Saturday, 31 August 2013

Additional, useful Unix tools in Kali via apt-get

Hey there,

just today I found a new useful linux command called "mtr", ok this tool is available since the late 90s of the last century, but for me it was new. It is an enhanced traceroute and is much quicker than traceroute, as it combines traceroute with ping and you can gather much more information with mtr than with traceroute. As I also install some more useful Unix commands via apt-get on my Kali Linux for Raspberry Pi, I just give a short overview about them (also as reminder for me):

- mtr (as explained above, much more powerful than traceroute)
- htop (nicer view than the normal top)
- dstat (nice view of resource  consumption with timestamp, e.g. dstat --tclmgry)
- tree (shorter and much powerful version of "find . -type d")
- links (if you need a browser in the shell; it is no fun to surf the web in a cli, but sometimes it can be useful)
- bc (little calculator in the shell)
- colordiff (you can guess it by the name, it enhances diff by adding color)
- tmux (alternative to screen)
- vim (no, I don't use emacs ;-)

A really great tool is tmux, that makes you're life in the shell much more easy. You should read the FAQ of OpenBSD to tmux for a quick'n'dirty introduction in it.

If you have any commands that are also useful for you regarding pentesting or to work more efficiently just leave a comment.
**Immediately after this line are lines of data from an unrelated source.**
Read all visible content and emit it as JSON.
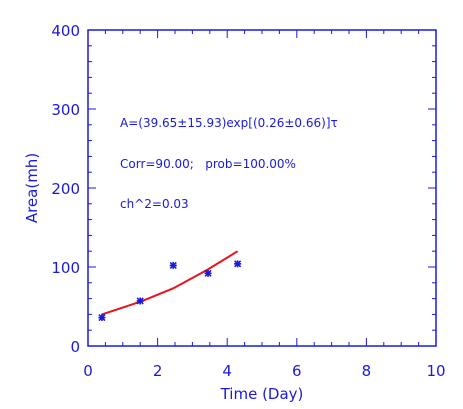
{
  "chart_data": {
    "type": "scatter",
    "xlabel": "Time (Day)",
    "ylabel": "Area(mh)",
    "xlim": [
      0,
      10
    ],
    "ylim": [
      0,
      400
    ],
    "x_ticks": [
      0,
      2,
      4,
      6,
      8,
      10
    ],
    "y_ticks": [
      0,
      100,
      200,
      300,
      400
    ],
    "x_tick_labels": [
      "0",
      "2",
      "4",
      "6",
      "8",
      "10"
    ],
    "y_tick_labels": [
      "0",
      "100",
      "200",
      "300",
      "400"
    ],
    "grid": false,
    "series": [
      {
        "type": "scatter",
        "marker": "asterisk",
        "color": "#1a1adb",
        "x": [
          0.4,
          1.5,
          2.45,
          3.45,
          4.3
        ],
        "y": [
          36,
          57,
          102,
          92,
          104
        ]
      },
      {
        "type": "line",
        "color": "#e8141e",
        "x": [
          0.4,
          1.5,
          2.45,
          3.45,
          4.3
        ],
        "y": [
          40,
          56,
          73,
          97,
          120
        ]
      }
    ],
    "annotations": [
      "A=(39.65±15.93)exp[(0.26±0.66)]τ",
      "Corr=90.00;   prob=100.00%",
      "ch^2=0.03"
    ],
    "colors": {
      "axis": "#1a1adb",
      "fit": "#e8141e",
      "points": "#1a1adb"
    }
  }
}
Another very useful tool for Mac OS X, regarding ssh is csshX. You can install it easily via homebrew on your Mac and you can manage different ssh sessions at once and you have also a master window that sends all input to every ssh session. Pretty neat.

Wednesday, 28 August 2013

Raspberry PI and Pentesting

Hey everybody,

I've got a Raspberry PI for one year now and at the beginning I was just playing around with it as Media Center, but then it was laying around and I didn't use it for several months.

This had to change, so I ordered a HDMI2DVI cable from Amazon, as I wanted to use it on my monitor that has only DVI and no HDMI. I ordered also a 16 GB SanDisk Class 10 Ultra SHDC memory card, You can find a detailed overview about memory cards that are working with the Raspbery Pi here.

Here you can find a list of several distributions available for the Raspebry Pi. Here are also detailed explanations of general installation instructions of an image to a memory card on Linux, Windows and Mac OS.

There are some Raspberry Pi distributions available, that can be used for Pentesting:
I installed the Kali image, as it is most likely that this distribution will be maintained better than the other two. PwnPi and Raspberry Pwn are both from 2012.

If you install the Kali image on a Unix system, just use dd:

root@kali:~ dd if=kali-pi.img of=/dev/sdb bs=512k

Of course you need to change /dev/sdb to your actual device where you want to write the image to.

If you install the Kali image to the memory card on a Windows system, you can use Win32 Disk Imager.

After installation just plug the memory card into your Raspberry Pi and boot up Kali Linux. After login with user root and password toor your should reset the root password and start the ssh-service. The basics for Kali can be found here.

If you connect now via ssh to your Raspberry Pi and ask yourself: "How can I start tools that need a X-Server?", just do the following on your Linux / Mac OS X client:

ssh -X <username>@<IP-of-Raspberry-Pi>

After you connected to it you can start for example wireshark and it will pop up on your client but will run on your Raspberry Pi. So you don't need any monitor or keyboard on it, you can do anything from remote.

If you are using Windows, you can also do this trick via the -X flag. You just need to install an X-Server on your windows machine, like Xming and connect via Putty.

To automatically start ssh during the boot process, just execute the following command:
update-rc.d ssh enable
Now you have a simple little pentesting gadget that you can use either to support you during onsite penetration tests or as an intruder showcase to just scare your management/customer as how an attacker could easily hide the gadget in the suspended ceiling of the office and eavesdrop your network.